La
scena è in un bianco e nero molto contrastato. Ci sono due uomini
vestiti con abiti d'epoca che stanno scendendo una scala che conduce
in un'ampia cripta. Ci sono archi, pietre antiche e ragnatele e tutta
la loro discesa è accompagnata da una musica per nulla rassicurante.
“Su queste pietre è scritta la storia dell'intera Moldavia”
chiosa il più anziano dei due – si vede che è anche il più
coraggioso – l'altro – più “giovane e bello” – lo ascolta,
ma e visibilmente impaurito.
Nella
cripta c'è una bara – è un classico diremmo. Sì esatto, lo è in
tutto e per tutto – e sulla bara una croce di pietra. L'adulto
istruisce il novellino: la croce serve a non risvegliare la strega
della leggenda – ci fidiamo che non c'è niente di buono a
risvegliare una morta – e la maschera di bronzo che ha sul volto la
rende vittima di un sortilegio.
Ok,
fermiamoci qui, ma poi ritorneremo a guardare ancora un po'. Che cosa
succederà nei prossimi minuti lo sappiamo benissimo. Non abbiamo
neanche bisogno di immaginarlo: lo sappiamo. La strega resusciterà.
Non vogliamo altro da un film così. Bastano pochi minuti per capire
che cosa stiamo guardando e basta ancora meno per capire cosa ci
aspetterà. La Maschera del Demonio di Mario Bava però ha dalla sua
che è stato il primo. Dopo sono arrivati cinquant'anni di
aggiornamenti e variazioni sul tema, ma la cripta con la bara è
rimasta quella lì e una strega non resta mai troppo tempo inattiva.
Com'erano quindi i film cinquant'anni fa? Cosa si sono portati dietro, cosa ci hanno
lasciato e cosa manca oggi ai contemporanei di quel modo di fare
cinema? Stringiamo il campo. Entriamo nel genere. Le coordinate sono:
Horror – Italiano – inizi degli anni 60.
Il
primo e forse unico nome che viene in mente è quello di Mario Bava.
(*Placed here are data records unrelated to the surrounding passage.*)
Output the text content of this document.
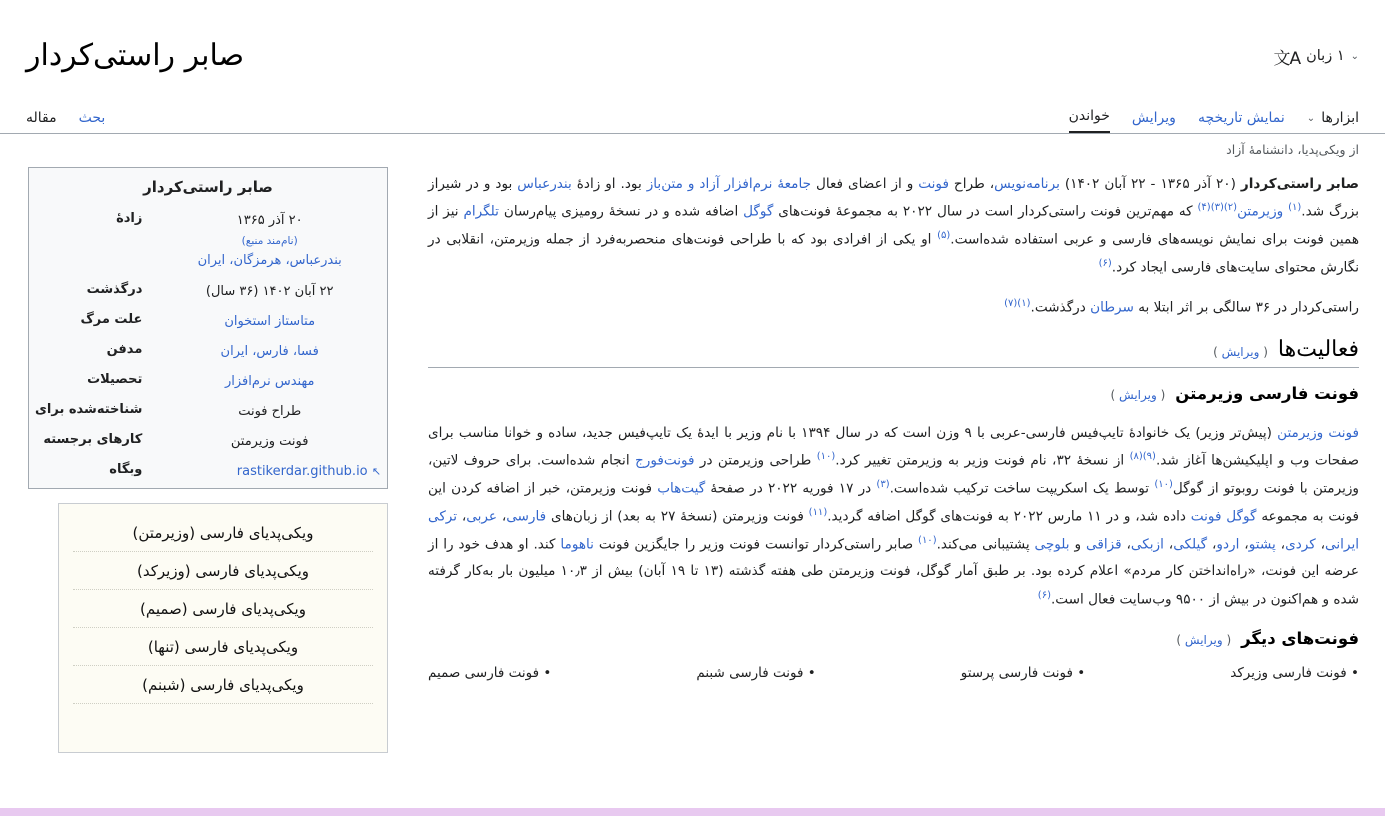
⌄
۱ زبان
文A
صابر راستی‌کردار
ابزارها
⌄
نمایش تاریخچه
ویرایش
خواندن
بحث
مقاله
از ویکی‌پدیا، دانشنامهٔ آزاد

صابر راستی‌کردار (۲۰ آذر ۱۳۶۵ - ۲۲ آبان ۱۴۰۲) برنامه‌نویس، طراح فونت و از اعضای فعال جامعهٔ نرم‌افزار آزاد و متن‌باز بود. او زادهٔ بندرعباس بود و در شیراز بزرگ شد.$^{(۱)}$ وزیرمتن$^{(۲)(۳)(۴)}$ که مهم‌ترین فونت راستی‌کردار است در سال ۲۰۲۲ به مجموعهٔ فونت‌های گوگل اضافه شده و در نسخهٔ رومیزی پیام‌رسان تلگرام نیز از همین فونت برای نمایش نویسه‌های فارسی و عربی استفاده شده‌است.$^{(۵)}$ او یکی از افرادی بود که با طراحی فونت‌های منحصربه‌فرد از جمله وزیرمتن، انقلابی در نگارش محتوای سایت‌های فارسی ایجاد کرد.$^{(۶)}$

راستی‌کردار در ۳۶ سالگی بر اثر ابتلا به سرطان درگذشت.$^{(۱)(۷)}$

فعالیت‌ها
( ویرایش )
فونت فارسی وزیرمتن
( ویرایش )

فونت وزیرمتن (پیش‌تر وزیر) یک خانوادهٔ تایپ‌فیس فارسی-عربی با ۹ وزن است که در سال ۱۳۹۴ با نام وزیر با ایدهٔ یک تایپ‌فیس جدید، ساده و خوانا مناسب برای صفحات وب و اپلیکیشن‌ها آغاز شد.$^{(۹)(۸)}$ از نسخهٔ ۳۲، نام فونت وزیر به وزیرمتن تغییر کرد.$^{(۱۰)}$ طراحی وزیرمتن در فونت‌فورج انجام شده‌است. برای حروف لاتین، وزیرمتن با فونت روبوتو از گوگل$^{(۱۰)}$ توسط یک اسکریپت ساخت ترکیب شده‌است.$^{(۳)}$ در ۱۷ فوریه ۲۰۲۲ در صفحهٔ گیت‌هاب فونت وزیرمتن، خبر از اضافه کردن این فونت به مجموعه گوگل فونت داده شد، و در ۱۱ مارس ۲۰۲۲ به فونت‌های گوگل اضافه گردید.$^{(۱۱)}$ فونت وزیرمتن (نسخهٔ ۲۷ به بعد) از زبان‌های فارسی، عربی، ترکی ایرانی، کردی، پشتو، اردو، گیلکی، ازبکی، قزاقی و بلوچی پشتیبانی می‌کند.$^{(۱۰)}$ صابر راستی‌کردار توانست فونت وزیر را جایگزین فونت ناهوما کند. او هدف خود را از عرضه این فونت، «راه‌انداختن کار مردم» اعلام کرده بود. بر طبق آمار گوگل، فونت وزیرمتن طی هفته گذشته (۱۳ تا ۱۹ آبان) بیش از ۱۰٫۳ میلیون بار به‌کار گرفته شده و هم‌اکنون در بیش از ۹۵۰۰ وب‌سایت فعال است.$^{(۶)}$

فونت‌های دیگر
( ویرایش )
• فونت فارسی وزیرکد
• فونت فارسی پرستو
• فونت فارسی شبنم
• فونت فارسی صمیم
صابر راستی‌کردار
۲۰ آذر ۱۳۶۵
(نام‌مند منبع)
بندرعباس، هرمزگان، ایران	زادهٔ
۲۲ آبان ۱۴۰۲ (۳۶ سال)	درگذشت
متاستاز استخوان	علت مرگ
فسا، فارس، ایران	مدفن
مهندس نرم‌افزار	تحصیلات
طراح فونت	شناخته‌شده برای
فونت وزیرمتن	کارهای برجسته
↗ rastikerdar.github.io	وبگاه
ویکی‌پدیای فارسی (وزیرمتن)
ویکی‌پدیای فارسی (وزیرکد)
ویکی‌پدیای فارسی (صمیم)
ویکی‌پدیای فارسی (تنها)
ویکی‌پدیای فارسی (شبنم)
Ma noi stringiamo ancora: zoomiamo dentro La Maschera del Demonio –
il suo esordio ufficiale dietro la macchina da presa – e arriviamo
a quella scena a circa dieci minuti dall'inizio del film. Come se avessimo fatto
zapping fino adesso e fossimo finiti qui per caso senza conoscere
niente di ciò che è accaduto prima e di quello che accadrà dopo,
proviamo a dare una risposta a quelle domande iniziali.
Il
filone gotico deve tanto alla Maschera del Demonio e film come la
saga di Twilight, il mistero della strega di Blair o il recentissimo
La leggenda del Cacciatore di Vampiri hanno nel loro DNA impresso
questo gioiellino di forma e di genere che ha confezionato Mario
Bava.
Qualcuno
sogghignerà pensando a Edward Cullen e Bella affiancati a Barbara
Steele e al suo viso inchiodato dalla Maschera del Demonio. È
legittimo. Come legittimo sarà ridere di gusto vedendo il seguito
della scena. Però, c'è un però. Il professore è affascinato dalla
strega, il suo assistente un po' meno così con una scusa si
volatilizza. Il professore ora è solo a studiare la sua mirabile
scoperta quando da un loculo esce fuori un pipistrello enorme che lo
attacca. Egli si difende col suo bastone, lo stende con un colpo di
rivoltella e poi infierisce sul corpo agonizzante talmente forte da
rompere la croce di pietra sopra la bara della strega Asa. Sembra
avvincente come scena e invece tutto è permeato dai ghigni del
pubblico che non può non percepire l'ingenuità tecnica nella
realizzazione di un pipistrello di cui si vede solo un'ala di
plastica pelosa e un'ombra di cartone su un muro.
Se
solo avesse avuto After Effects, Mario Bava avrebbe reso la scena del
pipistrello degna di un action-movie. Però. Ecco il nostro però.
Però forse il bello nel guardare un film horror di cinquant'anni fa
sta proprio qui: nell'ammirare quel coraggio, quella voglia e quel
desiderio di meraviglia che avevano i cineasti del tempo, il loro
mettersi in gioco costantemente, il loro artigianato artistico.
Ce lo
vedo Mario Bava esaltato e infervorato che dirige l'attore
dicendogli: “Colpiscilo! Più forte! Non preoccuparti che è di
plastica!”. Non pensate sia davvero eroico? I film di cinquant'anni
fa erano fatti da eroi. Eroi veri.
Ghignare non cambierà la storia.
Ghigniamo pure guardando il pipistrello di plastica pelosa, Mario
Bava capirà, perché lui sarà stato il primo a riderci su.